As well as the workshop where the tansu are crafted, the premises also house a tansu museum that doubles as a showroom, and is flanked by a traditional Japanese garden which is largely unchanged since the company was started in the nineteenth century.



A craftsman cuts wood in the workshop at Monma Tansu.
Credit: JEREMY SUTTON-HIBBERT
New Business

Over the years, Monma has attracted the interest of illustrious customers from General Douglas MacArthur (head of the allied occupation forces after WWII) to the French ambassador and the Empress of Japan.

For everyday folk, the chests can be a little pricey, concedes Monma, who has introduced items such as wine racks and even a mouse pad to make the company's products more accessible.

"We hope that these will get younger people in Japan interested in our goods, then, when they are older and have more money, they may want a Sendai Tansu," says Monma.

Having won a Good Design Award at home in 2010, the company has also begun to look overseas, exhibiting in Hong Kong in 2011 and Malaysia this year. However, the strong yen, shipping costs and import taxes all add to the already expensive prices for the tansu. Monma says he is currently working on ideas to make more affordable pieces for export.

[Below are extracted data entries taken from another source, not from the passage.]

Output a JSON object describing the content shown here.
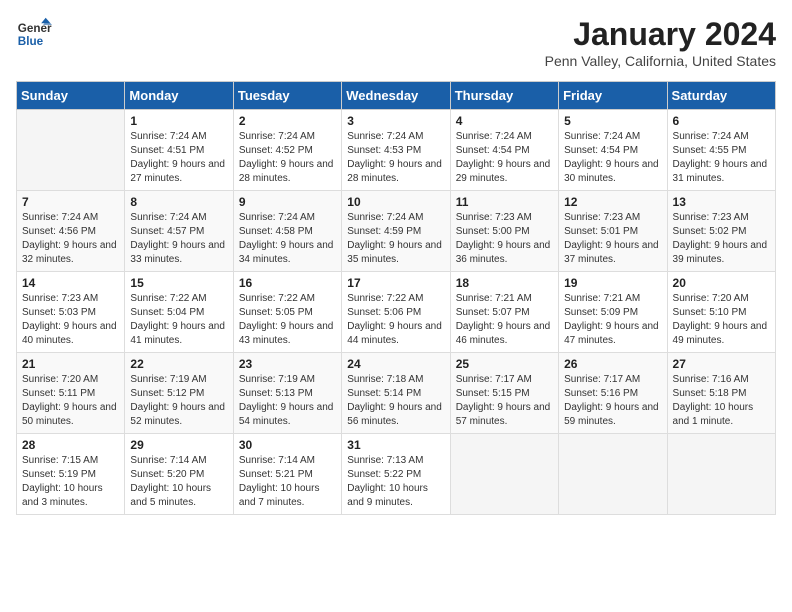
{
  "header": {
    "logo_line1": "General",
    "logo_line2": "Blue",
    "title": "January 2024",
    "location": "Penn Valley, California, United States"
  },
  "weekdays": [
    "Sunday",
    "Monday",
    "Tuesday",
    "Wednesday",
    "Thursday",
    "Friday",
    "Saturday"
  ],
  "weeks": [
    [
      {
        "day": "",
        "empty": true
      },
      {
        "day": "1",
        "sunrise": "7:24 AM",
        "sunset": "4:51 PM",
        "daylight": "9 hours and 27 minutes."
      },
      {
        "day": "2",
        "sunrise": "7:24 AM",
        "sunset": "4:52 PM",
        "daylight": "9 hours and 28 minutes."
      },
      {
        "day": "3",
        "sunrise": "7:24 AM",
        "sunset": "4:53 PM",
        "daylight": "9 hours and 28 minutes."
      },
      {
        "day": "4",
        "sunrise": "7:24 AM",
        "sunset": "4:54 PM",
        "daylight": "9 hours and 29 minutes."
      },
      {
        "day": "5",
        "sunrise": "7:24 AM",
        "sunset": "4:54 PM",
        "daylight": "9 hours and 30 minutes."
      },
      {
        "day": "6",
        "sunrise": "7:24 AM",
        "sunset": "4:55 PM",
        "daylight": "9 hours and 31 minutes."
      }
    ],
    [
      {
        "day": "7",
        "sunrise": "7:24 AM",
        "sunset": "4:56 PM",
        "daylight": "9 hours and 32 minutes."
      },
      {
        "day": "8",
        "sunrise": "7:24 AM",
        "sunset": "4:57 PM",
        "daylight": "9 hours and 33 minutes."
      },
      {
        "day": "9",
        "sunrise": "7:24 AM",
        "sunset": "4:58 PM",
        "daylight": "9 hours and 34 minutes."
      },
      {
        "day": "10",
        "sunrise": "7:24 AM",
        "sunset": "4:59 PM",
        "daylight": "9 hours and 35 minutes."
      },
      {
        "day": "11",
        "sunrise": "7:23 AM",
        "sunset": "5:00 PM",
        "daylight": "9 hours and 36 minutes."
      },
      {
        "day": "12",
        "sunrise": "7:23 AM",
        "sunset": "5:01 PM",
        "daylight": "9 hours and 37 minutes."
      },
      {
        "day": "13",
        "sunrise": "7:23 AM",
        "sunset": "5:02 PM",
        "daylight": "9 hours and 39 minutes."
      }
    ],
    [
      {
        "day": "14",
        "sunrise": "7:23 AM",
        "sunset": "5:03 PM",
        "daylight": "9 hours and 40 minutes."
      },
      {
        "day": "15",
        "sunrise": "7:22 AM",
        "sunset": "5:04 PM",
        "daylight": "9 hours and 41 minutes."
      },
      {
        "day": "16",
        "sunrise": "7:22 AM",
        "sunset": "5:05 PM",
        "daylight": "9 hours and 43 minutes."
      },
      {
        "day": "17",
        "sunrise": "7:22 AM",
        "sunset": "5:06 PM",
        "daylight": "9 hours and 44 minutes."
      },
      {
        "day": "18",
        "sunrise": "7:21 AM",
        "sunset": "5:07 PM",
        "daylight": "9 hours and 46 minutes."
      },
      {
        "day": "19",
        "sunrise": "7:21 AM",
        "sunset": "5:09 PM",
        "daylight": "9 hours and 47 minutes."
      },
      {
        "day": "20",
        "sunrise": "7:20 AM",
        "sunset": "5:10 PM",
        "daylight": "9 hours and 49 minutes."
      }
    ],
    [
      {
        "day": "21",
        "sunrise": "7:20 AM",
        "sunset": "5:11 PM",
        "daylight": "9 hours and 50 minutes."
      },
      {
        "day": "22",
        "sunrise": "7:19 AM",
        "sunset": "5:12 PM",
        "daylight": "9 hours and 52 minutes."
      },
      {
        "day": "23",
        "sunrise": "7:19 AM",
        "sunset": "5:13 PM",
        "daylight": "9 hours and 54 minutes."
      },
      {
        "day": "24",
        "sunrise": "7:18 AM",
        "sunset": "5:14 PM",
        "daylight": "9 hours and 56 minutes."
      },
      {
        "day": "25",
        "sunrise": "7:17 AM",
        "sunset": "5:15 PM",
        "daylight": "9 hours and 57 minutes."
      },
      {
        "day": "26",
        "sunrise": "7:17 AM",
        "sunset": "5:16 PM",
        "daylight": "9 hours and 59 minutes."
      },
      {
        "day": "27",
        "sunrise": "7:16 AM",
        "sunset": "5:18 PM",
        "daylight": "10 hours and 1 minute."
      }
    ],
    [
      {
        "day": "28",
        "sunrise": "7:15 AM",
        "sunset": "5:19 PM",
        "daylight": "10 hours and 3 minutes."
      },
      {
        "day": "29",
        "sunrise": "7:14 AM",
        "sunset": "5:20 PM",
        "daylight": "10 hours and 5 minutes."
      },
      {
        "day": "30",
        "sunrise": "7:14 AM",
        "sunset": "5:21 PM",
        "daylight": "10 hours and 7 minutes."
      },
      {
        "day": "31",
        "sunrise": "7:13 AM",
        "sunset": "5:22 PM",
        "daylight": "10 hours and 9 minutes."
      },
      {
        "day": "",
        "empty": true
      },
      {
        "day": "",
        "empty": true
      },
      {
        "day": "",
        "empty": true
      }
    ]
  ]
}
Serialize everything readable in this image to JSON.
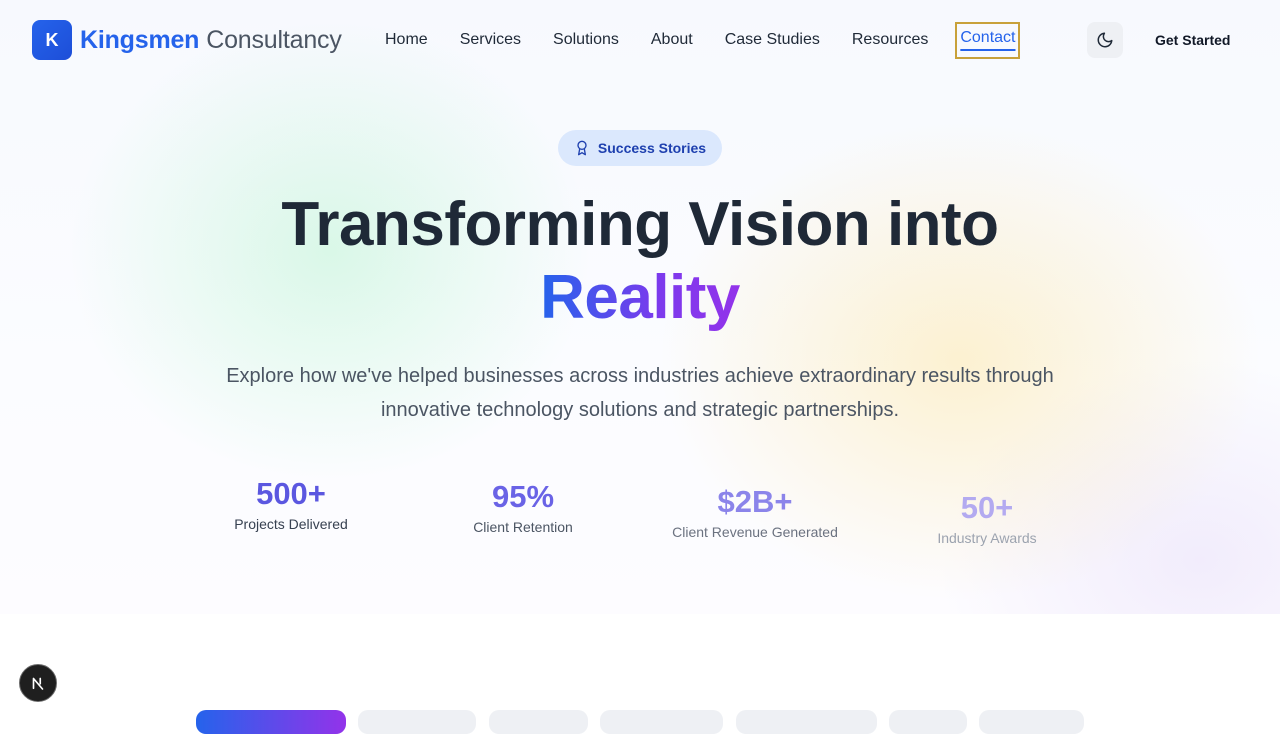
{
  "brand": {
    "mark": "K",
    "name_strong": "Kingsmen",
    "name_light": "Consultancy"
  },
  "nav": {
    "links": [
      "Home",
      "Services",
      "Solutions",
      "About",
      "Case Studies",
      "Resources"
    ],
    "active_link": "Contact",
    "theme_toggle_icon": "moon-icon",
    "cta": "Get Started"
  },
  "hero": {
    "badge_icon": "award-icon",
    "badge": "Success Stories",
    "headline_line1": "Transforming Vision into",
    "headline_line2": "Reality",
    "lead": "Explore how we've helped businesses across industries achieve extraordinary results through innovative technology solutions and strategic partnerships.",
    "stats": [
      {
        "value": "500+",
        "label": "Projects Delivered"
      },
      {
        "value": "95%",
        "label": "Client Retention"
      },
      {
        "value": "$2B+",
        "label": "Client Revenue Generated"
      },
      {
        "value": "50+",
        "label": "Industry Awards"
      }
    ]
  },
  "colors": {
    "accent": "#2563eb",
    "gradient_end": "#9333ea",
    "text_dark": "#1f2937",
    "text_muted": "#4b5563"
  },
  "floating_button_icon": "next-logo-icon"
}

After the tsunami of March 11 last year, which caused extensive damage to coastal Sendai, Monma Tansu began receiving water-damaged tansu to repair. Extracting the salt from the wood, repairing rusting iron fittings and getting drawers to open and close smoothly again, are the biggest challenges, according to Monma. Restoring these pieces, some of which are more than a century old, is clearly more than just a business to those involved.

"Sendai Tansu are more than furniture," says Monma," they are closer to art."